By vindicating the City’s actions, the majority is not liberally interpreting the FOIA; instead, it is undermining the purpose behind the Act. The attorney’s fee provision was enacted to encourage a person to file suit when a violation of the FOIA occurs. It is unreasonable to think that citizens will continue to bring FOIA claims when their right to recover attorney’s fees and costs are taken away.
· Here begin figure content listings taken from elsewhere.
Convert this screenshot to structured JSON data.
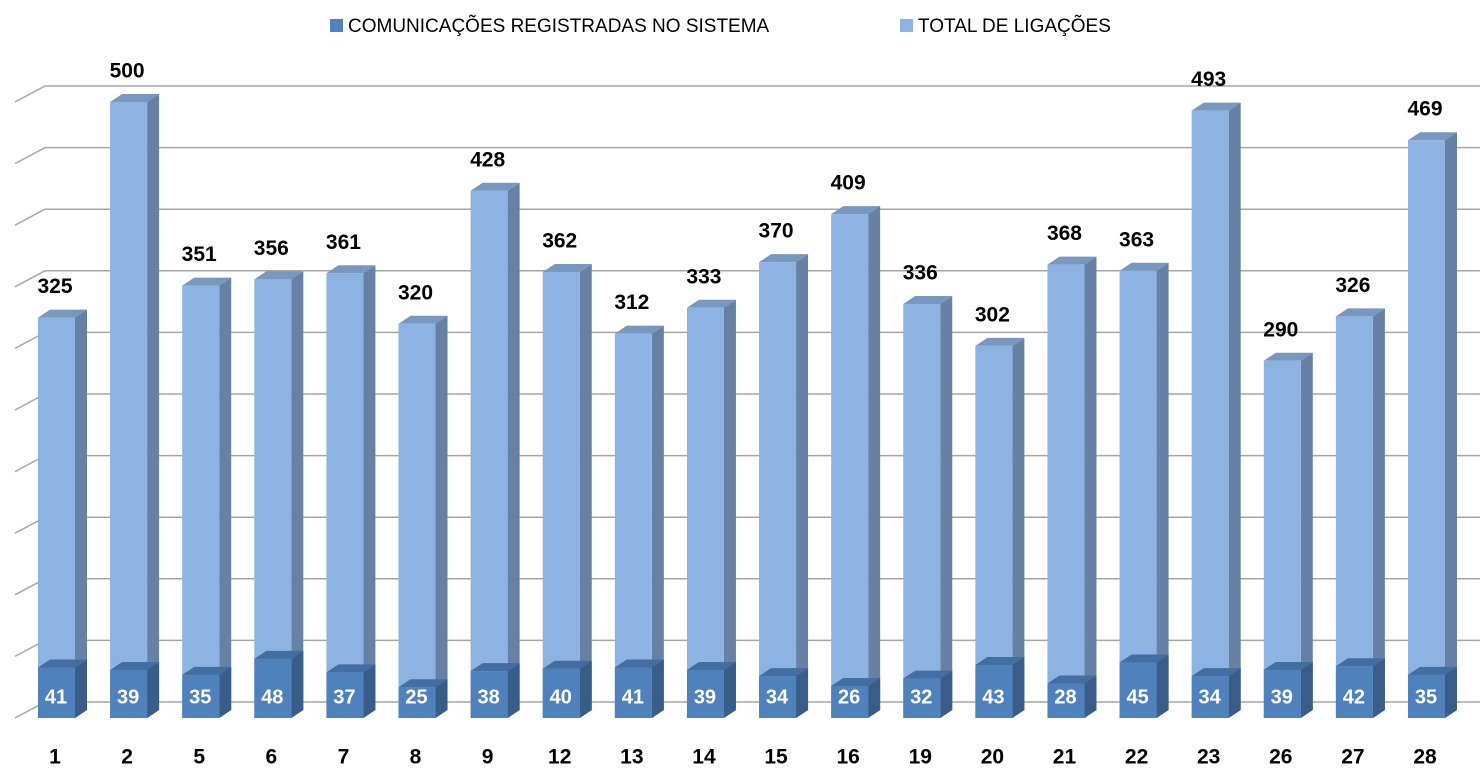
{
  "chart_data": {
    "type": "bar",
    "categories": [
      "1",
      "2",
      "5",
      "6",
      "7",
      "8",
      "9",
      "12",
      "13",
      "14",
      "15",
      "16",
      "19",
      "20",
      "21",
      "22",
      "23",
      "26",
      "27",
      "28"
    ],
    "series": [
      {
        "name": "COMUNICAÇÕES REGISTRADAS NO SISTEMA",
        "color": "#4f81bd",
        "values": [
          41,
          39,
          35,
          48,
          37,
          25,
          38,
          40,
          41,
          39,
          34,
          26,
          32,
          43,
          28,
          45,
          34,
          39,
          42,
          35
        ]
      },
      {
        "name": "TOTAL DE LIGAÇÕES",
        "color": "#8db3e2",
        "values": [
          325,
          500,
          351,
          356,
          361,
          320,
          428,
          362,
          312,
          333,
          370,
          409,
          336,
          302,
          368,
          363,
          493,
          290,
          326,
          469
        ]
      }
    ],
    "ylim": [
      0,
      500
    ],
    "yticks": [
      0,
      50,
      100,
      150,
      200,
      250,
      300,
      350,
      400,
      450,
      500
    ],
    "grid": true,
    "legend": "top"
  }
}
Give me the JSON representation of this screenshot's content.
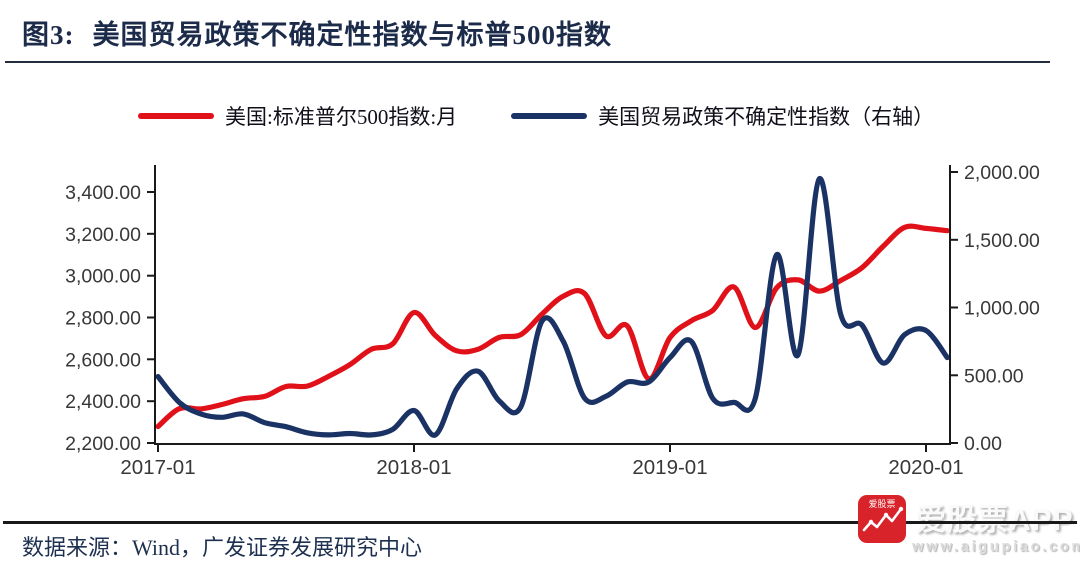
{
  "figure": {
    "label": "图3:",
    "title": "美国贸易政策不确定性指数与标普500指数"
  },
  "legend": [
    {
      "label": "美国:标准普尔500指数:月",
      "color": "#e01119"
    },
    {
      "label": "美国贸易政策不确定性指数（右轴）",
      "color": "#1b3264"
    }
  ],
  "source": {
    "text": "数据来源：Wind，广发证券发展研究中心"
  },
  "watermark": {
    "app_name": "爱股票APP",
    "url": "www.aigupiao.com",
    "icon_text": "爱股票",
    "icon_color": "#d8232a"
  },
  "chart_data": {
    "type": "line",
    "title": "美国贸易政策不确定性指数与标普500指数",
    "x": [
      "2017-01",
      "2017-02",
      "2017-03",
      "2017-04",
      "2017-05",
      "2017-06",
      "2017-07",
      "2017-08",
      "2017-09",
      "2017-10",
      "2017-11",
      "2017-12",
      "2018-01",
      "2018-02",
      "2018-03",
      "2018-04",
      "2018-05",
      "2018-06",
      "2018-07",
      "2018-08",
      "2018-09",
      "2018-10",
      "2018-11",
      "2018-12",
      "2019-01",
      "2019-02",
      "2019-03",
      "2019-04",
      "2019-05",
      "2019-06",
      "2019-07",
      "2019-08",
      "2019-09",
      "2019-10",
      "2019-11",
      "2019-12",
      "2020-01",
      "2020-02"
    ],
    "x_ticks": [
      {
        "index": 0,
        "label": "2017-01"
      },
      {
        "index": 12,
        "label": "2018-01"
      },
      {
        "index": 24,
        "label": "2019-01"
      },
      {
        "index": 36,
        "label": "2020-01"
      }
    ],
    "series": [
      {
        "name": "美国:标准普尔500指数:月",
        "axis": "left",
        "color": "#e01119",
        "values": [
          2279,
          2364,
          2363,
          2384,
          2412,
          2423,
          2470,
          2472,
          2519,
          2575,
          2648,
          2674,
          2824,
          2714,
          2641,
          2648,
          2705,
          2718,
          2816,
          2902,
          2914,
          2712,
          2760,
          2507,
          2704,
          2784,
          2834,
          2946,
          2752,
          2942,
          2980,
          2926,
          2977,
          3038,
          3141,
          3231,
          3226,
          3215
        ]
      },
      {
        "name": "美国贸易政策不确定性指数（右轴）",
        "axis": "right",
        "color": "#1b3264",
        "values": [
          490,
          300,
          215,
          190,
          215,
          150,
          120,
          75,
          60,
          70,
          60,
          100,
          240,
          60,
          400,
          530,
          310,
          265,
          900,
          750,
          330,
          345,
          450,
          450,
          630,
          750,
          330,
          300,
          330,
          1390,
          650,
          1950,
          950,
          870,
          590,
          800,
          830,
          630
        ]
      }
    ],
    "left_axis": {
      "min": 2200,
      "max": 3400,
      "tick_values": [
        2200,
        2400,
        2600,
        2800,
        3000,
        3200,
        3400
      ],
      "tick_labels": [
        "2,200.00",
        "2,400.00",
        "2,600.00",
        "2,800.00",
        "3,000.00",
        "3,200.00",
        "3,400.00"
      ]
    },
    "right_axis": {
      "min": 0,
      "max": 2000,
      "tick_values": [
        0,
        500,
        1000,
        1500,
        2000
      ],
      "tick_labels": [
        "0.00",
        "500.00",
        "1,000.00",
        "1,500.00",
        "2,000.00"
      ]
    },
    "grid": false,
    "legend_position": "top"
  }
}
Although the public has greatly benefitted by Harris’s actions, Harris has incurred a substantial monetary loss as a result of this court’s decision. Given these circumstances, Harris has won nothing more than a Pyrrhic victory. Hereafter, only the wealthy or the news media can afford to bring lawsuits against public officials who choose, like the City of Fort Smith, to refuse to follow the dictates of the FOIA. For these reasons, I respectfully dissent.